Chamberlain's salute was unpopular with many in the north, but he defended his action in his memoirs, The Passing of the Armies. Many years later, Gordon, in his own memoirs, called Chamberlain "one of the knightliest soldiers of the Federal Army."

Post-war career

Chamberlain left the army soon after the war ended, going back to his home state of Maine, and was elected and served as Governor of Maine for four terms. After leaving political office, he returned to Bowdoin College. In 1871, he was appointed president of Bowdoin and remained in that position until 1883, when he was forced to resign due to ill health from his war wounds.

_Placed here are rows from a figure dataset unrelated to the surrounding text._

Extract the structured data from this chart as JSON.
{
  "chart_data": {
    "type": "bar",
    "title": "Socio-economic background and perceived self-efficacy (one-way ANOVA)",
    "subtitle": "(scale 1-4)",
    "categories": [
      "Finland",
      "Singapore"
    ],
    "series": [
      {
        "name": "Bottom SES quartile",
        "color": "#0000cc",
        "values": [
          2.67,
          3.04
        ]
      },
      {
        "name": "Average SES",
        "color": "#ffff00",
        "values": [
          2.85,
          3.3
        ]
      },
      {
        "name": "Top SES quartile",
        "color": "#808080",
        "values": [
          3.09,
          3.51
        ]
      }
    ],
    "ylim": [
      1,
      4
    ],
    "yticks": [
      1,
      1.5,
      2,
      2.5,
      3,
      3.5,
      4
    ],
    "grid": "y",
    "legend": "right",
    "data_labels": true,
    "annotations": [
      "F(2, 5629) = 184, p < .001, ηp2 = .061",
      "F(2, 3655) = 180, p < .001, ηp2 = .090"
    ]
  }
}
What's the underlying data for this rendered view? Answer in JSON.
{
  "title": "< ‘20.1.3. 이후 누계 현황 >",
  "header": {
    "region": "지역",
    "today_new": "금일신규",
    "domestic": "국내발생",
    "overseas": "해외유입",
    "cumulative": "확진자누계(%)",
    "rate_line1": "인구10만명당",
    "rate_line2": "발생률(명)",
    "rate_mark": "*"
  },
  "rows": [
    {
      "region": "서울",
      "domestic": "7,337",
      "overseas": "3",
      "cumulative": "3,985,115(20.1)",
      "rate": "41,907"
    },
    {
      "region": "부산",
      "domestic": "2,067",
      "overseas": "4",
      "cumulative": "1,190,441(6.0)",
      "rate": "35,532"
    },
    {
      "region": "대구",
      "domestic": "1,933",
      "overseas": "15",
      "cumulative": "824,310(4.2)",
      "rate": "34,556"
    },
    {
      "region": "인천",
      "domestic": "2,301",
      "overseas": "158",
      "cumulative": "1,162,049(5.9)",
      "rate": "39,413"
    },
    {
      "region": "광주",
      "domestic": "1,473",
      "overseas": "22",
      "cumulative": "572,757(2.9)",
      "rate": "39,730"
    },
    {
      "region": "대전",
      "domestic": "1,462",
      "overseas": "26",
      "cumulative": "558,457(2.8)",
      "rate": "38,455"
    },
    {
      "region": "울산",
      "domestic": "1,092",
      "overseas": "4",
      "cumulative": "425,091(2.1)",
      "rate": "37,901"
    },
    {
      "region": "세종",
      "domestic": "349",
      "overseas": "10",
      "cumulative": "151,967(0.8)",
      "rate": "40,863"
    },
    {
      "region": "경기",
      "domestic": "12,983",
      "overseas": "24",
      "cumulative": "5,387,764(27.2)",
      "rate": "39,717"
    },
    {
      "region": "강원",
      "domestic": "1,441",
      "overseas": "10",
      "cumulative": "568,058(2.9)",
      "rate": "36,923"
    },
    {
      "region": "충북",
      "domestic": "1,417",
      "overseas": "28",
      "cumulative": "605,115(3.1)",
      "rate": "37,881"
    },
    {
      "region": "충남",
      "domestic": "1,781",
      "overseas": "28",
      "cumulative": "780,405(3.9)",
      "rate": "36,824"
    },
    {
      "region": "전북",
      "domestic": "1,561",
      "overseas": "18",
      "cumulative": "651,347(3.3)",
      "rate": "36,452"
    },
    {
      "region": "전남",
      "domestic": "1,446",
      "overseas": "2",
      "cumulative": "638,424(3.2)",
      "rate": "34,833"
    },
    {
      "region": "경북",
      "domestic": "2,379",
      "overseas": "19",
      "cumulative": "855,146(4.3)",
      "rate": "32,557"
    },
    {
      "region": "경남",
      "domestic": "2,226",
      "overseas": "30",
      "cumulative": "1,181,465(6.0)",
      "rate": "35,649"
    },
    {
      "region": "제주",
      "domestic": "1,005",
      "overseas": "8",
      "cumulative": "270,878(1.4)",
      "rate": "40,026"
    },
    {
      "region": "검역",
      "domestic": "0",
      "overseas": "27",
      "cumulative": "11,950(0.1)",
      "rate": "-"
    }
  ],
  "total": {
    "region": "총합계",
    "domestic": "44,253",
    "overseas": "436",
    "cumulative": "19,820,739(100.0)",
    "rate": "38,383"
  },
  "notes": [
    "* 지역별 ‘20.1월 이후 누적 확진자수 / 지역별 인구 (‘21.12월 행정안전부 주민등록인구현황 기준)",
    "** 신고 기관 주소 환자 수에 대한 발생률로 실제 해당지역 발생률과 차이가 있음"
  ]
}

To the end of his life, Chamberlain was active in the Grand Army of the Republic and made many return visits to Gettysburg, giving speeches at soldiers' reunions. He served as Surveyor of the Port of Portland, Maine, a Federal appointment, and engaged in business activities, including real estate dealings in Florida. Chamberlain also wrote several books about Maine, education, and his Civil War memoir, The Passing of the Armies.

In 1893 Chamberlain was awarded the Medal of Honor for his actions at Gettysburg. The citation commends him for his: "Daring heroism and great tenacity in holding his position on the Little Round Top against repeated assaults, and carrying the advance position on the Great Round Top".

Joshua Lawrence Chamberlain died of his lingering wartime wounds in 1914 at Portland, Maine, and is buried in Pine Grove Cemetery, Brunswick, Maine.